Domestic shipping lines are set to cut anew their rates by next week as fuel cost continues to slide. Member-firms of the Philippine Liner Shipping Association (PLSA) said they will cut their fuel surcharge by 10.41 percent effective March 16. These were surcharges imposed by the shipping lines and the truckers at a time when diesel prices were their highest level since the start of 2008.
Based on the plan, PLSA members, led by National Marine Corp., Solid Shipping Lines, Oceanic Lines, Sulpicio Lines, Negros Navigation Co. and Lorenzo Shipping Corp., will all implement the said cut.

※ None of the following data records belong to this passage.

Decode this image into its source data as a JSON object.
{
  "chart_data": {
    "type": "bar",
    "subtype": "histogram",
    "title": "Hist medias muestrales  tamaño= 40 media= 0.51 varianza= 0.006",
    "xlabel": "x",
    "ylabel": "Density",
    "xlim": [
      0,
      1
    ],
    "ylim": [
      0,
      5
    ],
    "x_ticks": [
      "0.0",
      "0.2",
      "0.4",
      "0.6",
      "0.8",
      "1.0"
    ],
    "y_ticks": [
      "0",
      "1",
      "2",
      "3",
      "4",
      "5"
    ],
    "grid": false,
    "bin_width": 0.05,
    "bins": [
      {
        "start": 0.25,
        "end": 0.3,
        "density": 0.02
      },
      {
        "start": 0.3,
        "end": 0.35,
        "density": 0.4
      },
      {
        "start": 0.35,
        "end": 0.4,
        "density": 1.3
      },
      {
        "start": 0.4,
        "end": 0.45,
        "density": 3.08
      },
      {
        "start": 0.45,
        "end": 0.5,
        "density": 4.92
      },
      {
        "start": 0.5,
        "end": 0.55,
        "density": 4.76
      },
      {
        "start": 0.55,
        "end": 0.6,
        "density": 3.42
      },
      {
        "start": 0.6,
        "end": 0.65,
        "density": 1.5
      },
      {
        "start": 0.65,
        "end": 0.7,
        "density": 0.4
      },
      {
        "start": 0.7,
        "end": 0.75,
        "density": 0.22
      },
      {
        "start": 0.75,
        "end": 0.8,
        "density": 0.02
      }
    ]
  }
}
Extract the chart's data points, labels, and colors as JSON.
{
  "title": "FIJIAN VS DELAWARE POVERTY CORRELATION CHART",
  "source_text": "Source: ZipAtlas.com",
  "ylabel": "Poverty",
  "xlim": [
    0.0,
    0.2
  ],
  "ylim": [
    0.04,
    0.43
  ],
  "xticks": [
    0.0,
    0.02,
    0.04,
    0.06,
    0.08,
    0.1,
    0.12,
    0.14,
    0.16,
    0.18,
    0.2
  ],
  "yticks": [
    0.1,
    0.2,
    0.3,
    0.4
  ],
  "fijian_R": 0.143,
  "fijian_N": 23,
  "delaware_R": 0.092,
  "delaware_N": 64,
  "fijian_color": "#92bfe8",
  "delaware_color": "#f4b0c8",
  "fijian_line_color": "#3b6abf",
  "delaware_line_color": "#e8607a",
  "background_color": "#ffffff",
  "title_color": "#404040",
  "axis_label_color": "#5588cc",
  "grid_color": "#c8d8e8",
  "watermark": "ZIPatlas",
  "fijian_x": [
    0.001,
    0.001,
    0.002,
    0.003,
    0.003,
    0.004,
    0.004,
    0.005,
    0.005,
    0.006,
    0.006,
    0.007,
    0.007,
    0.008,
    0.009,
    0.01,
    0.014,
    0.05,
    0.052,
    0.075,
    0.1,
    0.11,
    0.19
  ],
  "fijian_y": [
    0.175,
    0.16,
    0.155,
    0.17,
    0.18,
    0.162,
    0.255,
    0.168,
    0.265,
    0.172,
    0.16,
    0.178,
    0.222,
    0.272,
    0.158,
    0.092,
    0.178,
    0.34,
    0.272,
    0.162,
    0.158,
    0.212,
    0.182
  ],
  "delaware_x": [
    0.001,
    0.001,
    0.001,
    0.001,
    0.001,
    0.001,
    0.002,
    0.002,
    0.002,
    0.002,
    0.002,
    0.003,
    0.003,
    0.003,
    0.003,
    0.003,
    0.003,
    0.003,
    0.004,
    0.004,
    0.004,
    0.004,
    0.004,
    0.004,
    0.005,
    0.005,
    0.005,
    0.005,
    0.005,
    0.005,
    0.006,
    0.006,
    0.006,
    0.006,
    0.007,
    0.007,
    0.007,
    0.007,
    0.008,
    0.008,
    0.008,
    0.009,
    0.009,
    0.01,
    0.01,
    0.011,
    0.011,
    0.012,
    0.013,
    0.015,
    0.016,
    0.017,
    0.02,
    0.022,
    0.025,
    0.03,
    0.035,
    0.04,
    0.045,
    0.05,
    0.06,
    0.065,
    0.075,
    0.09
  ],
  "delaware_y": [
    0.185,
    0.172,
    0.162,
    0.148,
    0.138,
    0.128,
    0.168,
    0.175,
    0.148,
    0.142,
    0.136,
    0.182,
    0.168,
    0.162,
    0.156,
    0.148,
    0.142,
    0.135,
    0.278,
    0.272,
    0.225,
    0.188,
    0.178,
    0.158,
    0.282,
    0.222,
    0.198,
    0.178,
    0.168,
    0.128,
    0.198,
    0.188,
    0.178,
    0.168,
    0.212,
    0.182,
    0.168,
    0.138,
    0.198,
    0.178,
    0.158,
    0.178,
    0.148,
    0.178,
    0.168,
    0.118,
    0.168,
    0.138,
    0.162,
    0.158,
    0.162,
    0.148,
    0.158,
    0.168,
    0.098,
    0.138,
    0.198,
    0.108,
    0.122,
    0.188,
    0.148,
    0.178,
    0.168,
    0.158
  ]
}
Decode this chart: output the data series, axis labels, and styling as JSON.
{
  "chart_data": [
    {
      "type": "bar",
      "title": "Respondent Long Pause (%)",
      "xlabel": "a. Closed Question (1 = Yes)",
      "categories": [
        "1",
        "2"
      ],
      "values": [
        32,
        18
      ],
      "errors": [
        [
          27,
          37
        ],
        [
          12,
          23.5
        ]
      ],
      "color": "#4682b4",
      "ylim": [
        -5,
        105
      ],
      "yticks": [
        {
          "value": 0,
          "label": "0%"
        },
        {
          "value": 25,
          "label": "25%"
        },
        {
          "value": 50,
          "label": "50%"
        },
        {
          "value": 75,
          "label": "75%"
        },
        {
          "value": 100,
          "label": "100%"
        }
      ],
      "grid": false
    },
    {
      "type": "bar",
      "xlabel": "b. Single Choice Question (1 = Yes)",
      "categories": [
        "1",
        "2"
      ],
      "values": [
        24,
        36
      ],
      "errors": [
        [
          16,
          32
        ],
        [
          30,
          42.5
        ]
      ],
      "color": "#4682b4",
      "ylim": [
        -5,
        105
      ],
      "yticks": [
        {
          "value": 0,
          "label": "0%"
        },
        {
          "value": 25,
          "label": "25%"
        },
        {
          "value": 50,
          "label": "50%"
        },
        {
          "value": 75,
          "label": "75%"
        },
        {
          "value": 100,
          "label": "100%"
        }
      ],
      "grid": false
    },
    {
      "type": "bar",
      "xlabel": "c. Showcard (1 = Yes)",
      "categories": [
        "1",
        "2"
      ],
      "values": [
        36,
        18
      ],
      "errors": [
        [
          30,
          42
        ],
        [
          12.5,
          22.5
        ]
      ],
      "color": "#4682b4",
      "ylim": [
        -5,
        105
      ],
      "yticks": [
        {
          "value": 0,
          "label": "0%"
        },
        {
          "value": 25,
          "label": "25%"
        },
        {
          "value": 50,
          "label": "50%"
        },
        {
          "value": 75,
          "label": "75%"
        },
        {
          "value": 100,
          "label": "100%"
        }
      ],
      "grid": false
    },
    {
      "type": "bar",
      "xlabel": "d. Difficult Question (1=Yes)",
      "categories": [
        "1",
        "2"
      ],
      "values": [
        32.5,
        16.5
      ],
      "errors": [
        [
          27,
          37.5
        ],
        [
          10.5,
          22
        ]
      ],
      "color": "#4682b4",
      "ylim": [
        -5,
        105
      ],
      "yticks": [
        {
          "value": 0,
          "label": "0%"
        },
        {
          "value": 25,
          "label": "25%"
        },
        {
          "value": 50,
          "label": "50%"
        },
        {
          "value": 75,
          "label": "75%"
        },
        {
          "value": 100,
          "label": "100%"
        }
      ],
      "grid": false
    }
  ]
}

The rate cut, if implemented, is already the second time in the last two months that PLSA reduced their fuel surcharge after implementing a 20-percent reduction in the surcharge in February.
According to the PLSA, shippers could expect further reduction in fuel surcharge or even in the general rates if the downward trend in the price of oil continues.
Truckers, on the other hand, have already enforced a 4-percent cut in their fuel surcharge in the delivery of containers for PLSA clients within the 40-kilometer roundtrip radius.
The truckers, led by the Integrated North Harbor Truckers Association (INHTA), however, did not implement the said rate cut to their clients outside Metro Manila and instead subjected them to the automatic rate-adjustment scheme to a review.
Inhta said it will meet with PLSA on March 15 to discuss the formula on how to come up with a proportionate adjustment of provincial trucking rates.
Based on an earlier formula, the rates will be adjusted either upward or downward when fuel prices moved by P5 per liter.
The new rate, meanwhile, is now back to the 2006 level.
For the 10-footer containers, the rate is P3,668 from P3,840; for the 20-foot container the rate is now charged P5,313 from P5,485; and for the 40-foot containers or tandem scheme the rate is now being charged P9,153 from P9,325.
Diesel, the fuel commonly used by trucks, is now between P23 and P25-per-liter level from a high of P58 per liter in July last year.